Q: A couple of players on the field said they never would've believed that this could happen. I know you told them that Montana State was a good team, but do you think they underestimated them?
Hawkins: I don't think so. I really don't. But you can turn it into a positive. The same sort of person would say, ‘I could never believe that we could beat so and so. That's part of the learning process is to learn to believe that anything can happen when you play. And you have to be prepared for both ends of that.
Q: How did Daniel Sanders' absence affect the offensive line?
Hawkins: He's a good player in there and we would have liked to have him. But the thing I always say is you don't get bonus points for guys who are injured. You are who you are, and you show up and play with the guys you've got. Those things are no excuses.
Q: The coaching transition is obviously in an early stage, but when adversity strikes do you have to fight the delineation between your guys and their guys?
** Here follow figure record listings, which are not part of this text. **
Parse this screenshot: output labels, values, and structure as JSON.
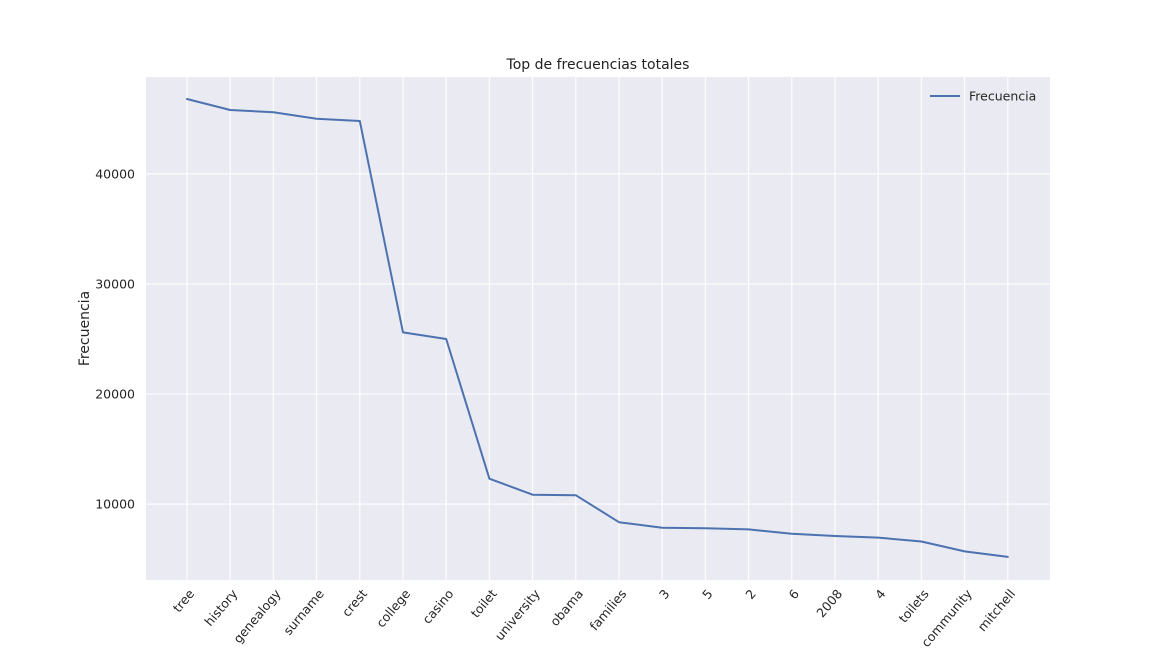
{
  "chart_data": {
    "type": "line",
    "title": "Top de frecuencias totales",
    "xlabel": "",
    "ylabel": "Frecuencia",
    "categories": [
      "tree",
      "history",
      "genealogy",
      "surname",
      "crest",
      "college",
      "casino",
      "toilet",
      "university",
      "obama",
      "families",
      "3",
      "5",
      "2",
      "6",
      "2008",
      "4",
      "toilets",
      "community",
      "mitchell"
    ],
    "series": [
      {
        "name": "Frecuencia",
        "color": "#4c72b0",
        "values": [
          46800,
          45800,
          45600,
          45000,
          44800,
          25600,
          25000,
          12300,
          10850,
          10800,
          8350,
          7850,
          7800,
          7700,
          7300,
          7100,
          6950,
          6600,
          5700,
          5200
        ]
      }
    ],
    "yticks": [
      10000,
      20000,
      30000,
      40000
    ],
    "ylim": [
      3100,
      48800
    ],
    "grid": true,
    "legend_position": "top-right",
    "background": "#eaeaf2",
    "grid_color": "#ffffff"
  }
}
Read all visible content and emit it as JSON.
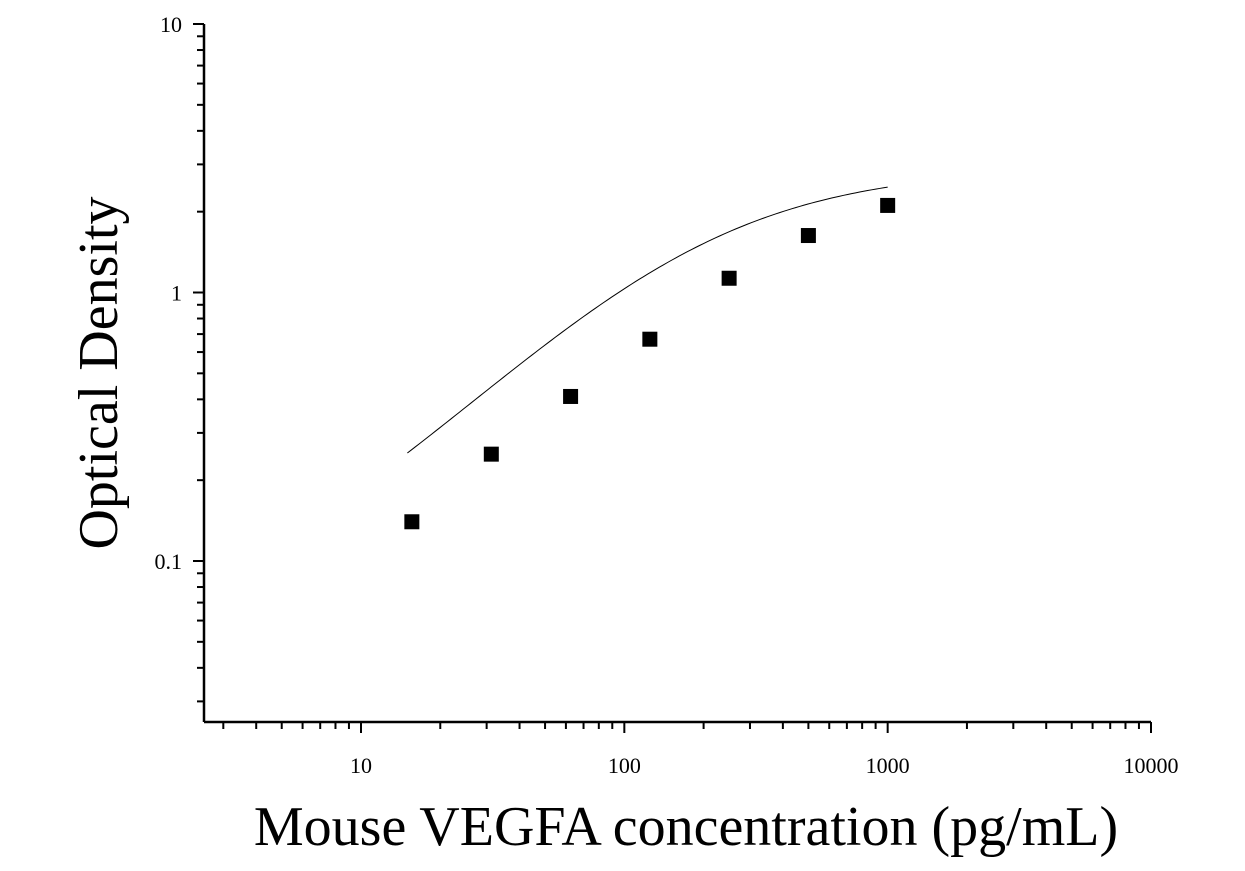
{
  "chart_data": {
    "type": "scatter",
    "xlabel": "Mouse VEGFA concentration (pg/mL)",
    "ylabel": "Optical Density",
    "x_scale": "log",
    "y_scale": "log",
    "xlim": [
      2.5,
      10000
    ],
    "ylim": [
      0.025,
      10
    ],
    "x_ticks": [
      10,
      100,
      1000,
      10000
    ],
    "x_tick_labels": [
      "10",
      "100",
      "1000",
      "10000"
    ],
    "y_ticks": [
      0.1,
      1,
      10
    ],
    "y_tick_labels": [
      "0.1",
      "1",
      "10"
    ],
    "grid": false,
    "series": [
      {
        "marker": "square",
        "color": "#000000",
        "x": [
          15.6,
          31.25,
          62.5,
          125,
          250,
          500,
          1000
        ],
        "y": [
          0.14,
          0.25,
          0.41,
          0.67,
          1.13,
          1.63,
          2.11
        ]
      }
    ],
    "fit_line": {
      "type": "4PL",
      "bottom": 0.052,
      "top": 2.91,
      "ec50": 189,
      "hill": 1.02,
      "x_range": [
        15,
        1000
      ],
      "color": "#000000"
    }
  }
}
Hawkins: No, not at all. Not at all. They're our guys. All those guys are all wearing the same colors and we're all on the same team.
Q: Did the defensive coaches have trouble communicating with the players on the field?
Hawkins: When they would come out of the huddle sometimes, you're trying to ascertain what kind of personnel (MSU) has in, so you're trying to match up with that. Sometimes we'd have two or three defensive groups ready to go. And that was how that was going.
Q: What would you say to those who might look at this and say, ‘My God, the season's over?'
Hawkins: In reality, I wouldn't say anything. Everybody's got to make their own opinions and their own judgments. WE can only take care of ourselves. I told you guys before I'm not very patient, I don't like it, the players don't like it. But we have to handle it. And we will.